The title of the book is partly his devising, for it was he who had suggested the name for our conference. I feel that the term is appropriate both in a specialized sense-in that a number of articles deal with early recording, in particular those by Suresh Chandvankar, Adrian McNeil, Urmila Bhirdikar and Siddhartha Ghosh himself- and in a more general way as it reflects the identity of the age which this books focuses on, one which Jacques Attali has called the age of 'repetition'. Jon Barlow's article on the form and voice of the sarod, Amelia Maciszewski's article on modem women performers, Rajeev Patke's contribution on the aesthetics of listening and the present editor's piece on bandishes, all in various ways illuminate the implications of 'modernity' in the field of music.'
There are a number of inconsistencies in the sty le of presentation in this volume. Some are written in accepted academic style, others not: the academic style itself is not uniform. I have' let-most of it stand, apart from clearing up some superficial points. I have made no attempt to impose a uniform style of reference either, and feel that each of the essays-footnoted or not-are perfectly lucid in their citation of evidence. The essays are not equal in size: Jon Barlow, after being dubious about being able to write anything at all, finally came up with a two-part article the size of a small monograph, meticulously illustrated with drawings of old instruments. I feel privileged to be able to present this article to readers. Amelia Maciszewski's article on professional women artistes is also considerably longer than many of the others.
More difficult to defend, perhaps, is the choice of subjects. There are two articles on the sarod, two on early recording, one each on listening practices, on bandishes, on early classical music in Maharashtra and on present-day professional women performers. It is easy to ask why these are represented and other, equally important, subjects are not. Why for instance, is there nothing on the sitar or other major instruments? Or on major vocal styles, to say nothing of dance? Such questions may be just, but are unanswerable. All I can say is that I would have been happy to include others (if space was not a problem), if they had been forthcoming, but I would be extremely unwilling to part with any of the articles that I got from the learned contributors. In any case, an amount of eccentricity is traditionally attributed to the great performers of Hindustani music, and a book dealing with the subject may claim some indulgence in this regard. However, the limitation of the book's scope to North Indian music only means not being able to include work on the South Indian tradition: this is a compromise that I have been reluctantly compelled to make in order to give the work some kind of focus.

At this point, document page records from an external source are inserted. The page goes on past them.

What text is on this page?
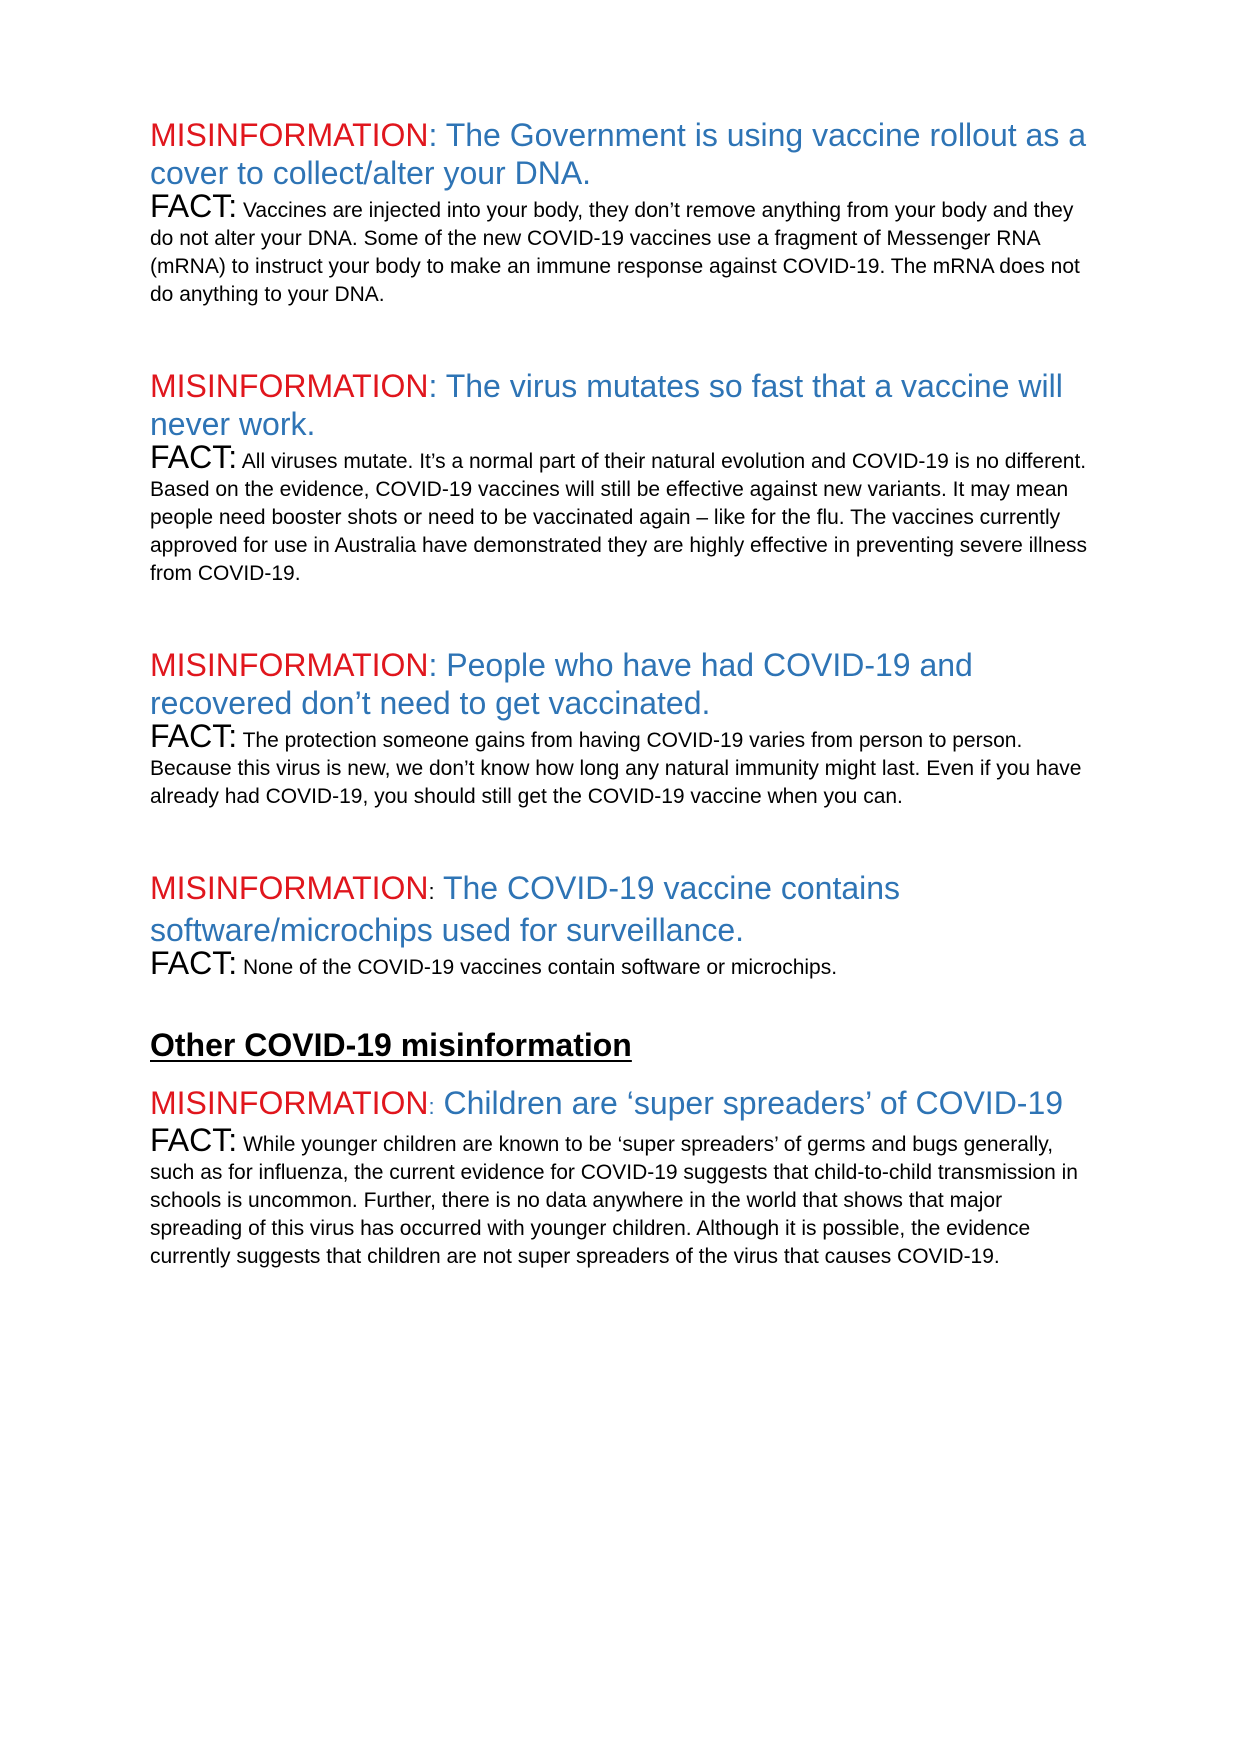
MISINFORMATION: The Government is using vaccine rollout as a cover to collect/alter your DNA.

FACT: Vaccines are injected into your body, they don’t remove anything from your body and they do not alter your DNA. Some of the new COVID-19 vaccines use a fragment of Messenger RNA (mRNA) to instruct your body to make an immune response against COVID-19. The mRNA does not do anything to your DNA.

MISINFORMATION: The virus mutates so fast that a vaccine will never work.

FACT: All viruses mutate. It’s a normal part of their natural evolution and COVID-19 is no different. Based on the evidence, COVID-19 vaccines will still be effective against new variants. It may mean people need booster shots or need to be vaccinated again – like for the flu. The vaccines currently approved for use in Australia have demonstrated they are highly effective in preventing severe illness from COVID-19.

MISINFORMATION: People who have had COVID-19 and recovered don’t need to get vaccinated.

FACT: The protection someone gains from having COVID-19 varies from person to person. Because this virus is new, we don’t know how long any natural immunity might last. Even if you have already had COVID-19, you should still get the COVID-19 vaccine when you can.

MISINFORMATION: The COVID-19 vaccine contains software/microchips used for surveillance.

FACT: None of the COVID-19 vaccines contain software or microchips.

Other COVID-19 misinformation

MISINFORMATION: Children are ‘super spreaders’ of COVID-19

FACT: While younger children are known to be ‘super spreaders’ of germs and bugs generally, such as for influenza, the current evidence for COVID-19 suggests that child-to-child transmission in schools is uncommon. Further, there is no data anywhere in the world that shows that major spreading of this virus has occurred with younger children. Although it is possible, the evidence currently suggests that children are not super spreaders of the virus that causes COVID-19.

I am grateful to the contributors severally and individually, for the demands that I have made on their time and patience. I would also like to thank the Centre for Studies in Social Sciences, Kolkata, the Society of Indian Record Collectors, Mumbai and the Department of English, Jadavpur University, Kolkata for support of various kinds. Versions of Suresh Chandvankar 's and Siddhartha Ghosh's articles appeared in The Record News (the annual newsletter of The Society of Indian Record Collectors) published in mimeographed form. A version of Adrian McNeil's 'Making Modernity Audible' appeared in South Asia: Journal of South Asian Studies, volume 27, number 3, December 2004.
This book is dedicated to the memory of Siddhartha Ghosh.